Using spheroid formation experiments, we found that there was a decrease in HGC27 and MGC803 spheroid formation (Figure 2A) after treatment with the combination of 5FU and loganetin. CD44 is the marker of GC stem cells. ²¹ When we measured the frequency of CD44⁺ GC cells after drug treatments, we found that rates of CD44⁺ GC cells in the control, 5FU, loganetin and combination groups for HGC27 cells were 1.68%, 10.62%, 5.87% and 1.63%, respectively, while rates in MGC803 cells were 4.47%, 12.96%, 8.52% and 0.03%, respectively (Figure 2B). This indicates that the 5FU treatment of GC cells can enrich the stem‐like cells, while the combination of 5FU and loganetin can inhibit this phenotype. Using RT‐qPCR to detect the expression of stemness‐related gene expression, we found that the combination of 5FU and loganetin significantly down‐regulated the stemness‐related genes OCT4, Nanog, Sox, Bmi1 and β‐catenin (Figure 2C,D). The results of Western blotting showed that the combination of 5FU and loganetin significantly down‐regulated Bmi1, CD133 and Lin28B proteins (Figure. 2E). Together, these findings indicate that the combination of 5FU and loganetin can inhibit the stem‐like properties of HGC27 and MGC803 cells in GC.
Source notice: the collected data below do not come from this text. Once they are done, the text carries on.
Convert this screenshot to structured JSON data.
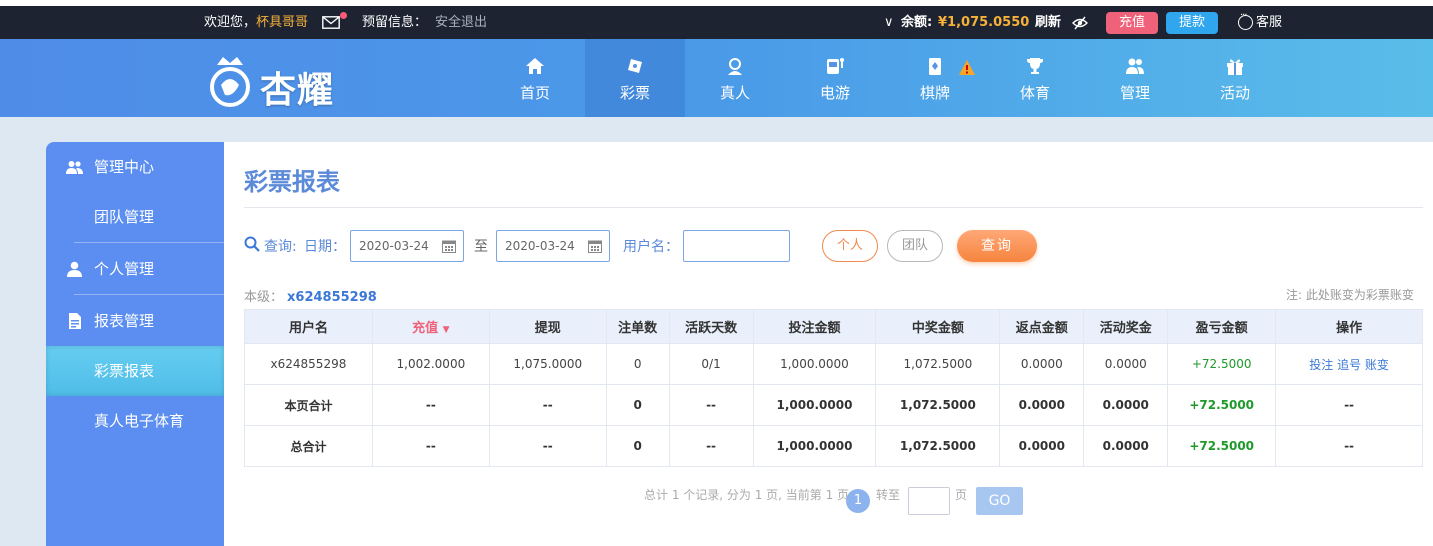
{
  "topbar": {
    "welcome": "欢迎您，",
    "nickname": "杯具哥哥",
    "notice_label": "预留信息：",
    "logout": "安全退出",
    "balance_label": "余额:",
    "balance_value": "¥1,075.0550",
    "refresh": "刷新",
    "recharge": "充值",
    "withdraw": "提款",
    "customer_service": "客服"
  },
  "logo": {
    "text": "杏耀"
  },
  "nav": [
    {
      "label": "首页",
      "icon": "home-icon"
    },
    {
      "label": "彩票",
      "icon": "lottery-icon",
      "active": true
    },
    {
      "label": "真人",
      "icon": "live-dealer-icon"
    },
    {
      "label": "电游",
      "icon": "slot-machine-icon"
    },
    {
      "label": "棋牌",
      "icon": "cards-icon"
    },
    {
      "label": "体育",
      "icon": "trophy-icon"
    },
    {
      "label": "管理",
      "icon": "users-icon"
    },
    {
      "label": "活动",
      "icon": "gift-icon"
    }
  ],
  "sidebar": {
    "groups": [
      {
        "label": "管理中心",
        "icon": "team-icon"
      },
      {
        "label": "团队管理"
      },
      {
        "label": "个人管理",
        "icon": "person-icon"
      },
      {
        "label": "报表管理",
        "icon": "report-icon"
      },
      {
        "label": "彩票报表",
        "active": true
      },
      {
        "label": "真人电子体育"
      }
    ]
  },
  "main": {
    "title": "彩票报表",
    "query": {
      "label": "查询:",
      "date_label": "日期：",
      "date_from": "2020-03-24",
      "to": "至",
      "date_to": "2020-03-24",
      "username_label": "用户名：",
      "username_value": "",
      "btn_personal": "个人",
      "btn_team": "团队",
      "btn_query": "查询"
    },
    "level_label": "本级：",
    "level_user": "x624855298",
    "note": "注: 此处账变为彩票账变",
    "table": {
      "headers": [
        "用户名",
        "充值",
        "提现",
        "注单数",
        "活跃天数",
        "投注金额",
        "中奖金额",
        "返点金额",
        "活动奖金",
        "盈亏金额",
        "操作"
      ],
      "sort_column": "充值",
      "rows": [
        {
          "user": "x624855298",
          "recharge": "1,002.0000",
          "withdraw": "1,075.0000",
          "orders": "0",
          "active_days": "0/1",
          "bet": "1,000.0000",
          "win": "1,072.5000",
          "rebate": "0.0000",
          "bonus": "0.0000",
          "profit": "+72.5000",
          "actions": [
            "投注",
            "追号",
            "账变"
          ]
        }
      ],
      "page_total": {
        "label": "本页合计",
        "recharge": "--",
        "withdraw": "--",
        "orders": "0",
        "active_days": "--",
        "bet": "1,000.0000",
        "win": "1,072.5000",
        "rebate": "0.0000",
        "bonus": "0.0000",
        "profit": "+72.5000",
        "actions": "--"
      },
      "grand_total": {
        "label": "总合计",
        "recharge": "--",
        "withdraw": "--",
        "orders": "0",
        "active_days": "--",
        "bet": "1,000.0000",
        "win": "1,072.5000",
        "rebate": "0.0000",
        "bonus": "0.0000",
        "profit": "+72.5000",
        "actions": "--"
      }
    },
    "pager": {
      "summary": "总计 1 个记录, 分为 1 页, 当前第 1 页",
      "current_page": "1",
      "goto_label": "转至",
      "page_unit": "页",
      "go": "GO"
    }
  },
  "colors": {
    "accent": "#5b8ef0",
    "profit_green": "#1f9a2a",
    "balance_gold": "#f6b13a",
    "query_orange": "#f5843e"
  }
}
Loganetin and 5FU together affect the stemness of HGC27 and MGC803 cells. (A) A tumorsphere formation assay revealed that the combination of 5FU (3.33 μM/ 2.5 μM) and loganetin (70 μM) reduced tumorsphere number and size for both HGC27 and MGC803 cells relative to 5FU treatment alone on day 14. (B) HGC27 and MGC803 cells were exposed to 5FU (3.33 μM/ 2.5 μM), loganetin (70 μM), or both for 24h. After which, flow cytometry revealed fewer CD44+ cells in the combination‐treated group relative to the 5FU treatment group. qPCR (C and D) and Western blotting (E) showed that the combination of 5FU (3.33 μM/ 2.5 μM) and loganetin (70 μM) inhibited stemness‐related genes in HGC27 and MGC803 cells with stem‐like properties. All statistical results were repeated for three times. * P<0.05; ** P<0.01; *** P<0.001

3.3. Synergetic effects of loganetin and 5FU on the invasion and migration of HGC27 and MGC803 cells

In a wound healing experiment, we found that MGC803 cells in the control group exhibited rapid migration within 24 hours after wounding, filling in half of the scratch area. The mobility of the 3.3 μmol/L 5FU groups at 24 hours after wounding was almost the same as that of the control group, while the wound healing of the 70 μmol/L loganetin group and the combination group was significantly reduced (Figure 3A). HGC27 cells in the control group migrated rapidly 24 hours after wounding, and half of the scratch area was filled. However, the wound healing of cells treated with 2.5 μmol/L 5FU or 70 μmol/L loganetin at 24 hours was partially reduced, while that of the combination group was more obvious (Figure 3B). Transwell assays were then carried out to analyse the invasive capabilities of HGC27 and MGC803 cells treated with these agents, revealing that the combination of 5FU and loganetin significantly decreased the invasiveness of HGC27 and MGC803 cells (Figure 3C).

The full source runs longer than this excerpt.